Notre ligne éditoriale est simple : nous parlons de ce que nous aimons. Cela peut être un restaurant, une boulangerie, un producteur local ou encore un artisan. Le terroir auvergnat est extrêmement riche, ce qui nous permet d’aborder une grande diversité de sujets.
Nous adoptons une approche bienveillante : nous mettons en lumière des adresses que nous recommandons, et chacun reste libre de se faire son propre avis.
Quelle est votre fréquence de publication ?
Le magazine est mensuel, avec une sortie entre le 5 et le 10 de chaque mois. Nous publions 10 numéros par an : il n’y a pas de parution en janvier, et les mois de juillet et août sont regroupés en une seule édition.
Quelles qualités sont nécessaires pour exercer votre métier ?
La bienveillance est essentielle, mais aussi la persévérance. Le secteur de la presse gratuite est exigeant et peu d’acteurs réussissent à s’inscrire dans la durée.
Nous avons fait le choix de la qualité : un beau papier, des visuels soignés, une rédaction exigeante… L’objectif est de proposer un magazine gratuit qui ait l’apparence et la qualité d’un magazine payant.
Mais cela demande une rigueur importante. Le rythme est soutenu : chaque mois, tout est à recommencer. Il faut aimer ce que l’on fait et ne jamais rien lâcher.
Quel est votre principal défi aujourd’hui ?
Le principal défi est de durer dans le temps. Lors du lancement en 2011, on nous annonçait déjà la fin du papier. Quinze ans plus tard, le constat est tout autre : les lecteurs restent attachés au format physique.

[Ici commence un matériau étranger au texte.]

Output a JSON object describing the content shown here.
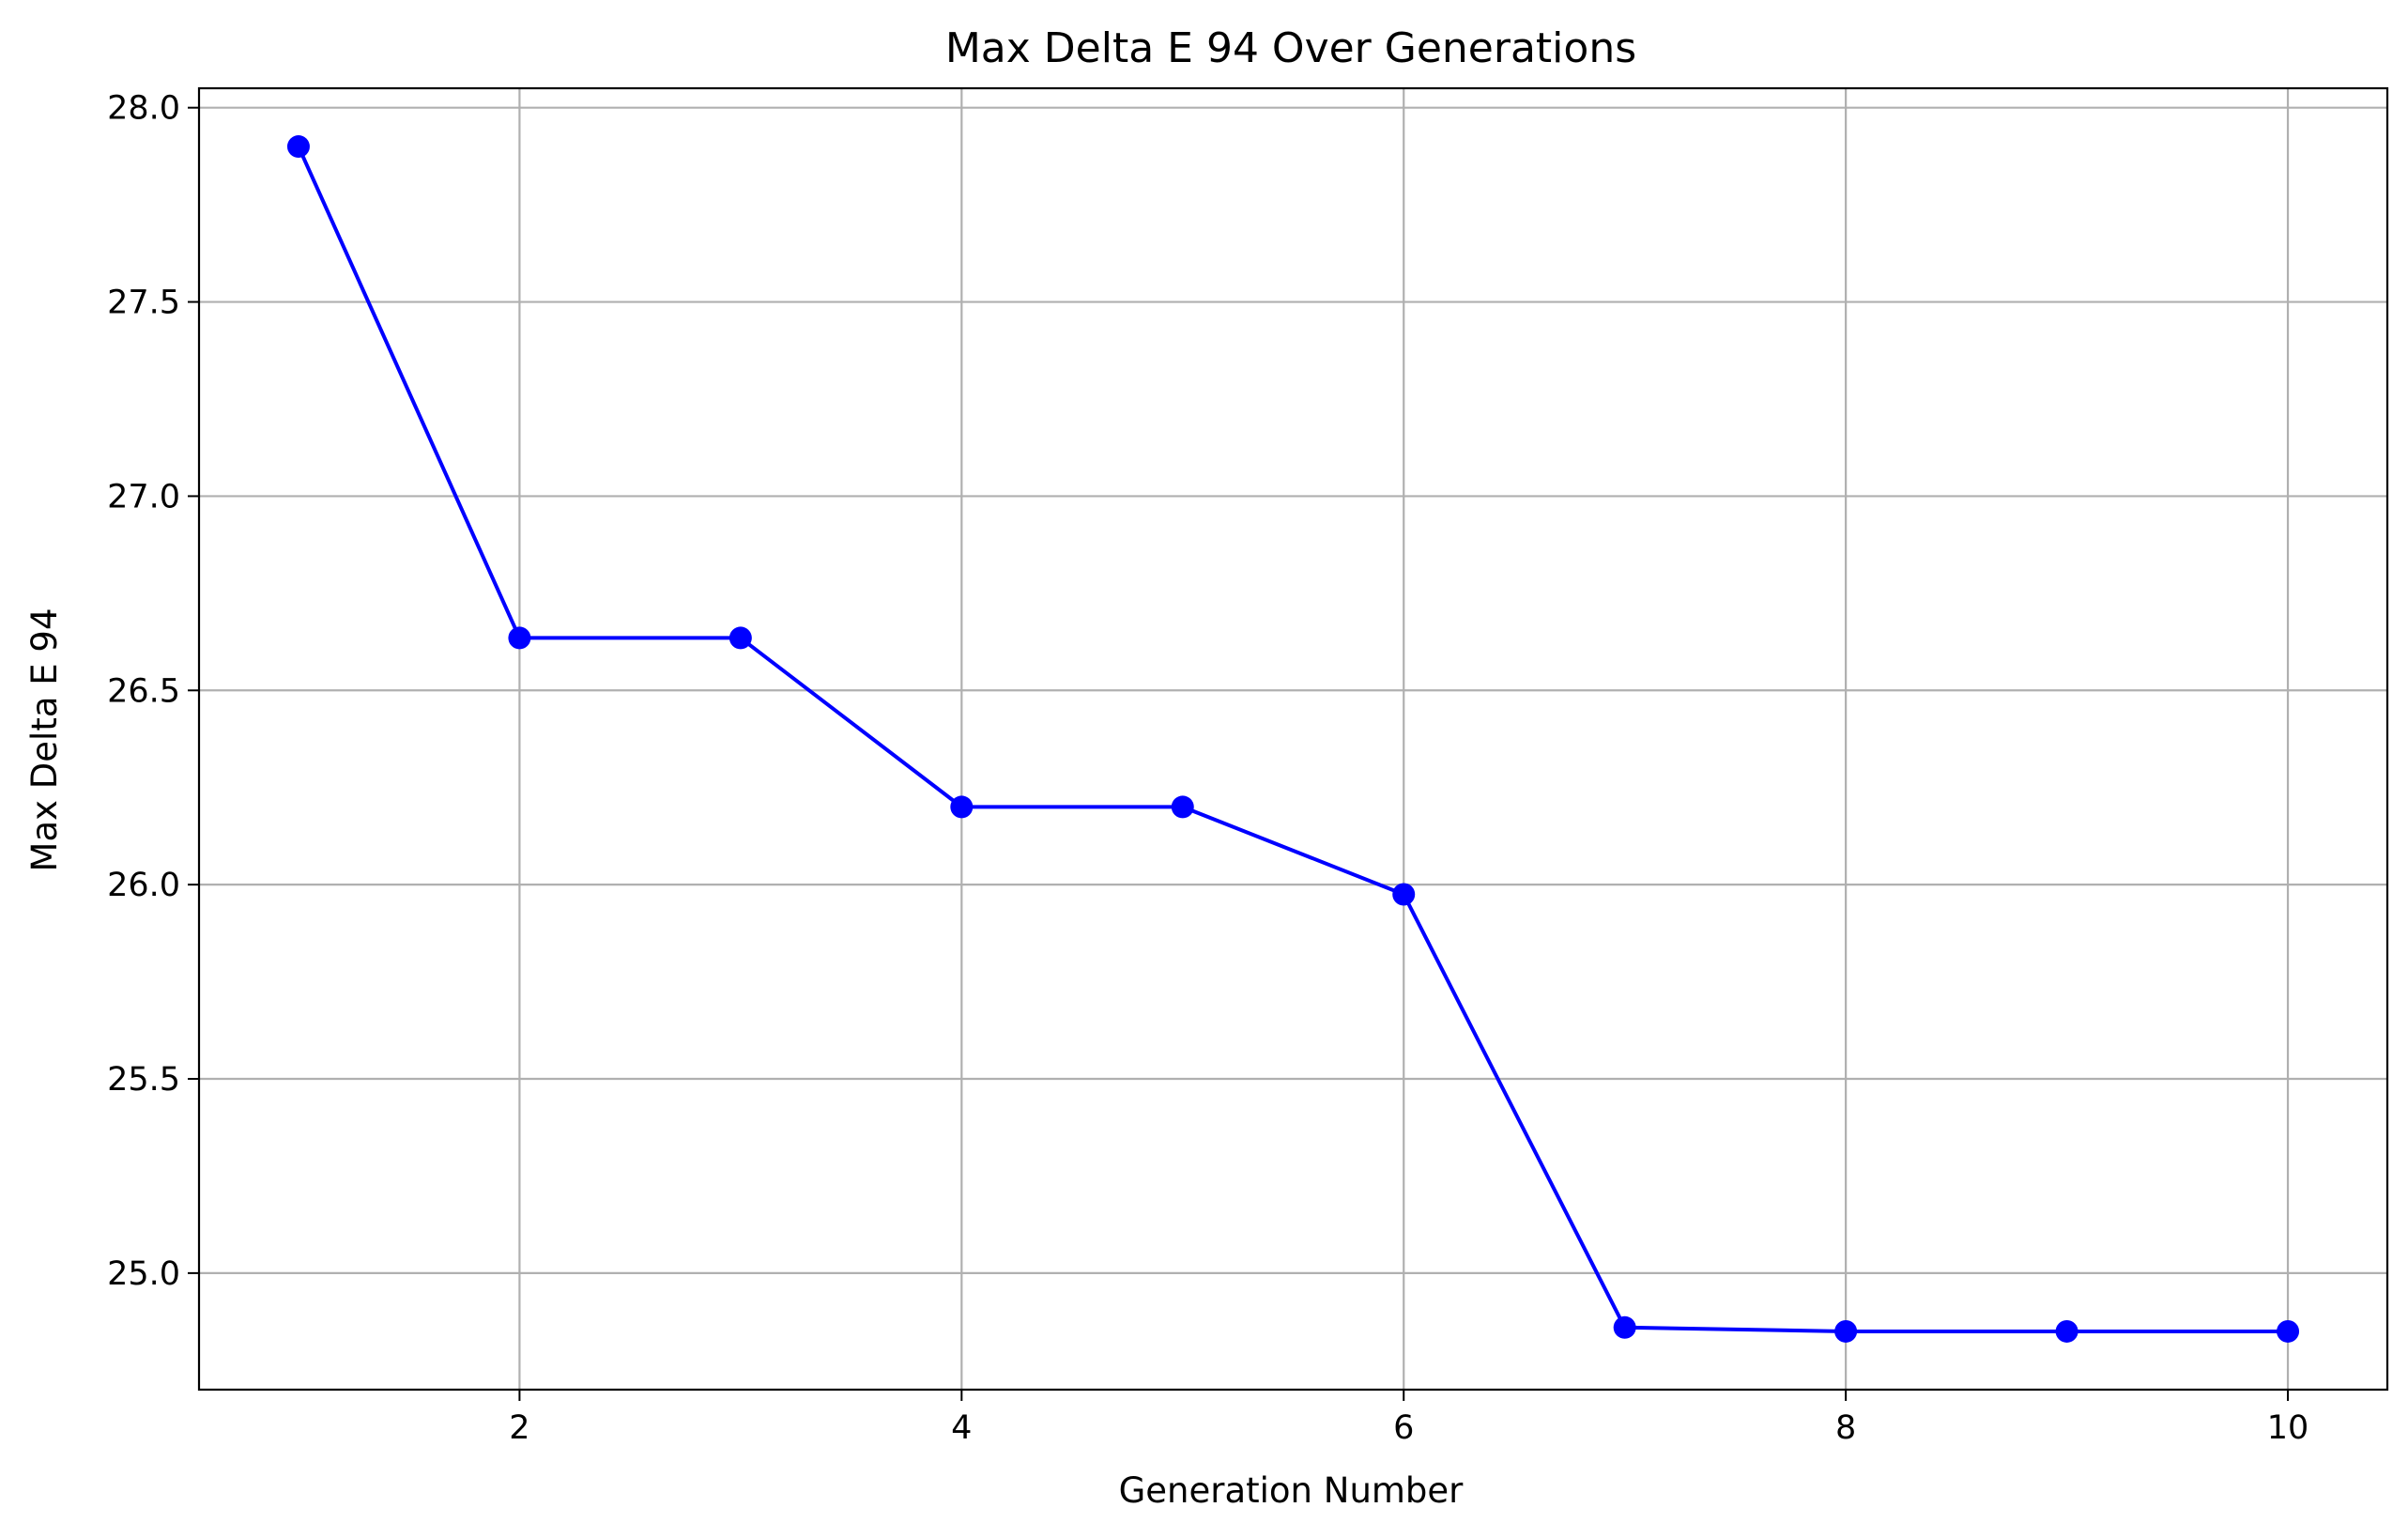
{
  "chart_data": {
    "type": "line",
    "title": "Max Delta E 94 Over Generations",
    "xlabel": "Generation Number",
    "ylabel": "Max Delta E 94",
    "xlim": [
      0.55,
      10.45
    ],
    "ylim": [
      24.7,
      28.05
    ],
    "x_ticks": [
      2,
      4,
      6,
      8,
      10
    ],
    "y_ticks": [
      25.0,
      25.5,
      26.0,
      26.5,
      27.0,
      27.5,
      28.0
    ],
    "grid": true,
    "color": "#0000ff",
    "marker": "circle",
    "series": [
      {
        "x": [
          1,
          2,
          3,
          4,
          5,
          6,
          7,
          8,
          9,
          10
        ],
        "values": [
          27.9,
          26.635,
          26.635,
          26.2,
          26.2,
          25.975,
          24.86,
          24.85,
          24.85,
          24.85
        ]
      }
    ]
  }
}
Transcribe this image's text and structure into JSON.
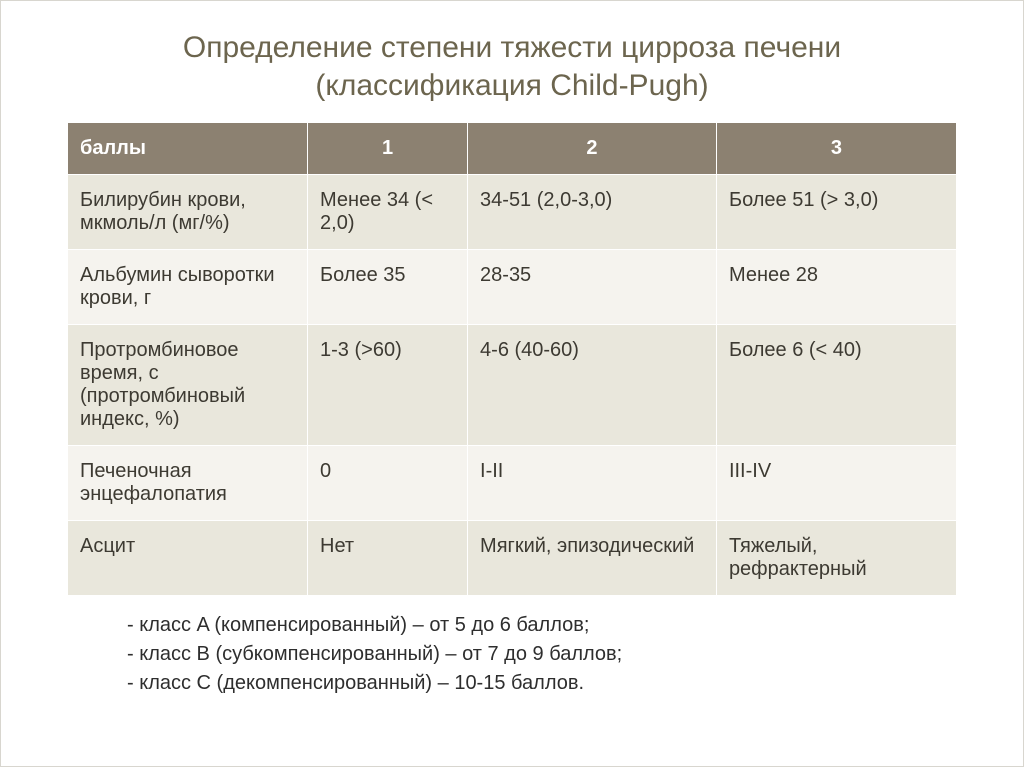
{
  "title_line1": "Определение степени тяжести цирроза печени",
  "title_line2": "(классификация Child-Pugh)",
  "table": {
    "header_bg": "#8c8171",
    "header_fg": "#ffffff",
    "row_odd_bg": "#e9e7dc",
    "row_even_bg": "#f5f3ee",
    "columns": [
      "баллы",
      "1",
      "2",
      "3"
    ],
    "rows": [
      [
        "Билирубин крови, мкмоль/л (мг/%)",
        "Менее 34 (< 2,0)",
        "34-51 (2,0-3,0)",
        "Более 51 (> 3,0)"
      ],
      [
        "Альбумин сыворотки крови, г",
        "Более 35",
        "28-35",
        "Менее 28"
      ],
      [
        "Протромбиновое время, с (протромбиновый индекс, %)",
        "1-3 (>60)",
        "4-6 (40-60)",
        "Более 6 (< 40)"
      ],
      [
        "Печеночная энцефалопатия",
        "0",
        "I-II",
        "III-IV"
      ],
      [
        "Асцит",
        "Нет",
        "Мягкий, эпизодический",
        "Тяжелый, рефрактерный"
      ]
    ]
  },
  "notes": [
    "- класс A (компенсированный) – от 5 до 6 баллов;",
    "- класс B (субкомпенсированный) – от 7 до 9 баллов;",
    "- класс C (декомпенсированный) – 10-15 баллов."
  ]
}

Bien sûr, nous avons développé une version numérique du magazine, qui génère environ 10 000 vues supplémentaires par numéro. Mais pour nous, le digital est complémentaire. Le cœur de notre activité reste le papier.
Votre formation à l’Institut des Métiers vous sert-elle aujourd’hui ?
Oui, elle m’a apporté des bases solides en commerce et en gestion. J’ai suivi un BTS orienté action commerciale en alternance, notamment chez Orange.
Cependant, le métier de commercial s’apprend beaucoup sur le terrain. L’expérience m’a permis de développer des qualités essentielles comme l’empathie, l’écoute et la capacité à créer une relation de confiance.
Quel souvenir gardez-vous de votre passage à l’Institut des Métiers ?
Un très bon souvenir, notamment humain. J’ai gardé contact avec plusieurs personnes de ma promotion.
Cette formation m’a aussi aidé à gagner en confiance en moi. J’étais plutôt réservé à l’époque, et les nombreux oraux m’ont permis de m’affirmer davantage. J’y ai également appris la rigueur et le professionnalisme.
Quel conseil donneriez-vous à un apprenti qui débute sa carrière ?
Ne rien lâcher.
C’est simple, mais essentiel. Vous rencontrerez des difficultés, des refus, des moments de doute. Ce qui fera la différence, c’est votre capacité à rebondir et à garder un mental solide.
Avec de la persévérance, les efforts finissent toujours par payer.